Liam, Danny's brother-in-law, is the youngest of the Murphy gang. He talks
big but lacks motivation, tact and nerve. The only thing he has going for him is
good looks. Pam is the book's real enigma. She remains at Liam's side even after
he devolves into drug addiction and violence, primarily because she understands
her part in everything that happened after that night on the beach. Women are
mostly relegated to the sidelines in this environment, except for Danny's
long-absent mother, who has her own sphere of power and influence. Although
Danny wants nothing to do with her, she steps in to provide assistance after
Danny is injured in an ambush-gone-bad.
The press are delighted by the outbreak of violence—it sells newspapers—and
the police are willing to let the two factions kill each other so long as they
do it in places that won't disturb ordinary citizens or tourists. After a car
bomb and another brutal and very public murder, the authorities send word to
tone things down and, for a while, an uneasy truce abides. However, as the two
sides jockey for supreme power and internal rifts appear as ambitious men
attempt to grab power by removing those who stand in the way, the peace can't
last for long.
Danny, a new father whose wife is seriously ill, wants to find a way out. A
complicated heist plan (including a modern-day Trojan Horse) looks like it might
provide him with the means to escape Dogtown (the Irish part of Providence) once
and for all.
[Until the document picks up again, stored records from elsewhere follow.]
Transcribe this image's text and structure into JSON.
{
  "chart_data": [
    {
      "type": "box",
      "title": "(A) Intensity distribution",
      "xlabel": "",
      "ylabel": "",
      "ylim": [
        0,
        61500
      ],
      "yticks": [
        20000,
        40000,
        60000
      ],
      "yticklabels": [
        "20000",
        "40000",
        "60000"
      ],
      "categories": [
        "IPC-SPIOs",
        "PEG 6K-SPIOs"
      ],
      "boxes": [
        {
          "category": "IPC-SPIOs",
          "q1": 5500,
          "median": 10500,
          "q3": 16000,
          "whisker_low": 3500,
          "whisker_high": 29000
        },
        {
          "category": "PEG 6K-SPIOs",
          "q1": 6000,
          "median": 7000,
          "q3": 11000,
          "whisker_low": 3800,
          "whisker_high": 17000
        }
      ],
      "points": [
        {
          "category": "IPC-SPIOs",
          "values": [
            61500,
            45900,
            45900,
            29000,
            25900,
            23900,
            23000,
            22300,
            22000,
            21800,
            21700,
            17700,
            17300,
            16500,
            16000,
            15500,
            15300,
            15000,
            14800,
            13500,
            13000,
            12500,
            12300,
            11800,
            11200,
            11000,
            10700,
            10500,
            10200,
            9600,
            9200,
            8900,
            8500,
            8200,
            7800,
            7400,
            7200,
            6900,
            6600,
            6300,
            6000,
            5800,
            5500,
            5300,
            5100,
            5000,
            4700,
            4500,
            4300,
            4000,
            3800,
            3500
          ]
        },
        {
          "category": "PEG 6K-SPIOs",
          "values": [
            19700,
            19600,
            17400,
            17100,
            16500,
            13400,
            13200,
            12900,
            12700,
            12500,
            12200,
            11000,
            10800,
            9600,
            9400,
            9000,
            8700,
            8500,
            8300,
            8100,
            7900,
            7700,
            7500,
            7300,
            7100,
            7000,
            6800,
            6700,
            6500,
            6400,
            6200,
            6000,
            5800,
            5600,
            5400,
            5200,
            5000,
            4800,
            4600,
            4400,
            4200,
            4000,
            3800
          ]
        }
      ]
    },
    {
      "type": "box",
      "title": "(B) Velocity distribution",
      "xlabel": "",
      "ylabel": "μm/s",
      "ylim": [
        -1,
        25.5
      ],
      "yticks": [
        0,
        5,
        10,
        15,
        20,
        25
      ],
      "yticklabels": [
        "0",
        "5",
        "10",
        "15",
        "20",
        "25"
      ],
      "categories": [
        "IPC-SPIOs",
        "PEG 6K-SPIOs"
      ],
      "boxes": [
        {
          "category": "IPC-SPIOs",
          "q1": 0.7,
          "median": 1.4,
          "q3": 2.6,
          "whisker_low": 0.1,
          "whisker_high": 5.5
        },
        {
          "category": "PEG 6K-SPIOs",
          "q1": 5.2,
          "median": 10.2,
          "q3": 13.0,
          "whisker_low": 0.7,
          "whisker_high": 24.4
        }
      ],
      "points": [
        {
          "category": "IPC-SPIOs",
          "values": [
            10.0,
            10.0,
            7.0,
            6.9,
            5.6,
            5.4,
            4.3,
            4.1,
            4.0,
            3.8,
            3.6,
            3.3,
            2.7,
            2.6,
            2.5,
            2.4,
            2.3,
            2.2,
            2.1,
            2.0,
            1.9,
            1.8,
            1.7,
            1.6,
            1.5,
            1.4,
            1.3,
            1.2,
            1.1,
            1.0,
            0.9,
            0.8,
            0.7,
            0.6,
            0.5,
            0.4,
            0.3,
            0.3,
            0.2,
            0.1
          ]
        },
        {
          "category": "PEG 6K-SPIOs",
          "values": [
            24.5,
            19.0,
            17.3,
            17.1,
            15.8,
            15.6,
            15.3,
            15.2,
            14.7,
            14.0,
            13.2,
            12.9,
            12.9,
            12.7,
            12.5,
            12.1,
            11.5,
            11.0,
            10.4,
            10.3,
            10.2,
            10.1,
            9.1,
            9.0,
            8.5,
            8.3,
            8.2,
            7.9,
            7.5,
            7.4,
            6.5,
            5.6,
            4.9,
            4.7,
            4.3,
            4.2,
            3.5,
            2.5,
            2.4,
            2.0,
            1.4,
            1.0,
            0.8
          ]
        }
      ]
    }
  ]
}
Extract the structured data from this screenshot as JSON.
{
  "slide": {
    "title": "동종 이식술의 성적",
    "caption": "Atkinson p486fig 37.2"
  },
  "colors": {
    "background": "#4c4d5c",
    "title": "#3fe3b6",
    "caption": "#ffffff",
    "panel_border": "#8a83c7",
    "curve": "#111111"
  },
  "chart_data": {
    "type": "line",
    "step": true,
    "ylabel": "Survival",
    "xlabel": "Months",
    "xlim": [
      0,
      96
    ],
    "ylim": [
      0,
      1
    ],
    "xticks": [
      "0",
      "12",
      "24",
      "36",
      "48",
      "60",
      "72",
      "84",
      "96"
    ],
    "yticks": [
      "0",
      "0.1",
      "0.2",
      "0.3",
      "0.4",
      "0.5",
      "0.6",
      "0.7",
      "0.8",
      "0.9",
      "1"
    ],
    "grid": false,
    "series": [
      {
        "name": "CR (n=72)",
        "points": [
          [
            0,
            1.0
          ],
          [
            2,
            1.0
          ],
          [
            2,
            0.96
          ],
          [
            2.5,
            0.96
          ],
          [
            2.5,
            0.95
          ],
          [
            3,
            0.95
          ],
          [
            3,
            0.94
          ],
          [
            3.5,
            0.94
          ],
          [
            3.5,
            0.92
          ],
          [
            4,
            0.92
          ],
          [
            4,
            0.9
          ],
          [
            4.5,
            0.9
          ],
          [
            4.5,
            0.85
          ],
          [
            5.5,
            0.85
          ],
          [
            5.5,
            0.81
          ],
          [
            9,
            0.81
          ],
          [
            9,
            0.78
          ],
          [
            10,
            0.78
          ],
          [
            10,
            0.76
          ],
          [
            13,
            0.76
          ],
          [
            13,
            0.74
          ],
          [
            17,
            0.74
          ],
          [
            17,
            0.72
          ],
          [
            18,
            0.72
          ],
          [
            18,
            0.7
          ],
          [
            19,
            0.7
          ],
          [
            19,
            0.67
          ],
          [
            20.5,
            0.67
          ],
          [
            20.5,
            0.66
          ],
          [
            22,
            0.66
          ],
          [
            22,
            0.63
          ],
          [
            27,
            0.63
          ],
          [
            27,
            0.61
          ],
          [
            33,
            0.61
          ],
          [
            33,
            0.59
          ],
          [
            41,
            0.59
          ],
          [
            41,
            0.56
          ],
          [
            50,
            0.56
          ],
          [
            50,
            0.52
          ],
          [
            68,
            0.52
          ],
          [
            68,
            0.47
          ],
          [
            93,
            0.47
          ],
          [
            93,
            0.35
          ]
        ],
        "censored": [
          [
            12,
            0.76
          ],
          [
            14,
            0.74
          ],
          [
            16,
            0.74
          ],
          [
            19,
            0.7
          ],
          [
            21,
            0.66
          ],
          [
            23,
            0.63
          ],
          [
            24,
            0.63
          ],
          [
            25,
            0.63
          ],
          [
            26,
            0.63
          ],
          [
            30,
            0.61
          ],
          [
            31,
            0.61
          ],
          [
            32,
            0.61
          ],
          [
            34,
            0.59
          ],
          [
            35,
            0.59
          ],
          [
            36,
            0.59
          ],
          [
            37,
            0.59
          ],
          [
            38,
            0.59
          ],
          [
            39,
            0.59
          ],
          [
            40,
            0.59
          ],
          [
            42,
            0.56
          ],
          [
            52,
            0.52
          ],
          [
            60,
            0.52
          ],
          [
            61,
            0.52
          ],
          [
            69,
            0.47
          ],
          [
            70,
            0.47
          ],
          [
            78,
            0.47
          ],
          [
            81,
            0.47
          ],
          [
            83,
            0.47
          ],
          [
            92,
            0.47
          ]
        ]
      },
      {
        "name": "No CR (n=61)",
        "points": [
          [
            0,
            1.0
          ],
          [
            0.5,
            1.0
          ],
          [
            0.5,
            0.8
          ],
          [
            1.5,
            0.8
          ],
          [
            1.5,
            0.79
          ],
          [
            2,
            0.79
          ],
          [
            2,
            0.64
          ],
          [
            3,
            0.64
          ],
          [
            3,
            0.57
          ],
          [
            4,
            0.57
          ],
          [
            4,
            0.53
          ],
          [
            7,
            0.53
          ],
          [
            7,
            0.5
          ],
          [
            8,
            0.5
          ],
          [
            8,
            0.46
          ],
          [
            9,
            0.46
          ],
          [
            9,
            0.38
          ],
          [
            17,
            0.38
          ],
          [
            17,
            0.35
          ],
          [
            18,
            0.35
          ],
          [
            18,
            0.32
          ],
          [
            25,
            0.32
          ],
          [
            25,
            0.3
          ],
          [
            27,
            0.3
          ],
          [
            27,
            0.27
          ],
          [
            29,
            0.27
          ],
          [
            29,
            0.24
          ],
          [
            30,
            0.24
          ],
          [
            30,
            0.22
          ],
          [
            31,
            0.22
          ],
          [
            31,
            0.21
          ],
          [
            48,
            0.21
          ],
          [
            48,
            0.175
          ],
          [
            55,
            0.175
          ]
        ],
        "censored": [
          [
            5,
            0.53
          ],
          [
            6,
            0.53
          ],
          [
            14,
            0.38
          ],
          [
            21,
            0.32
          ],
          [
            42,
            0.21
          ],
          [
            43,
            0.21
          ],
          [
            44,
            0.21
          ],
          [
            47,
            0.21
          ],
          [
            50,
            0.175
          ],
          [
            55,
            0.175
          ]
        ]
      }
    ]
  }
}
However, there's no honor among thieves...or anyone else, as it
turns out.
In addition to the Greek epics (Danny is modeled after Aeneas, the narrator
of The Aeneid), City on Fire (the first book in a trilogy) will
remind readers of The Godfather, with its rash of back-and-forth murders.
The novel explores themes as old as the Greeks—family, loyalty and honor,
and the greatest of these, as it turns out, is loyalty.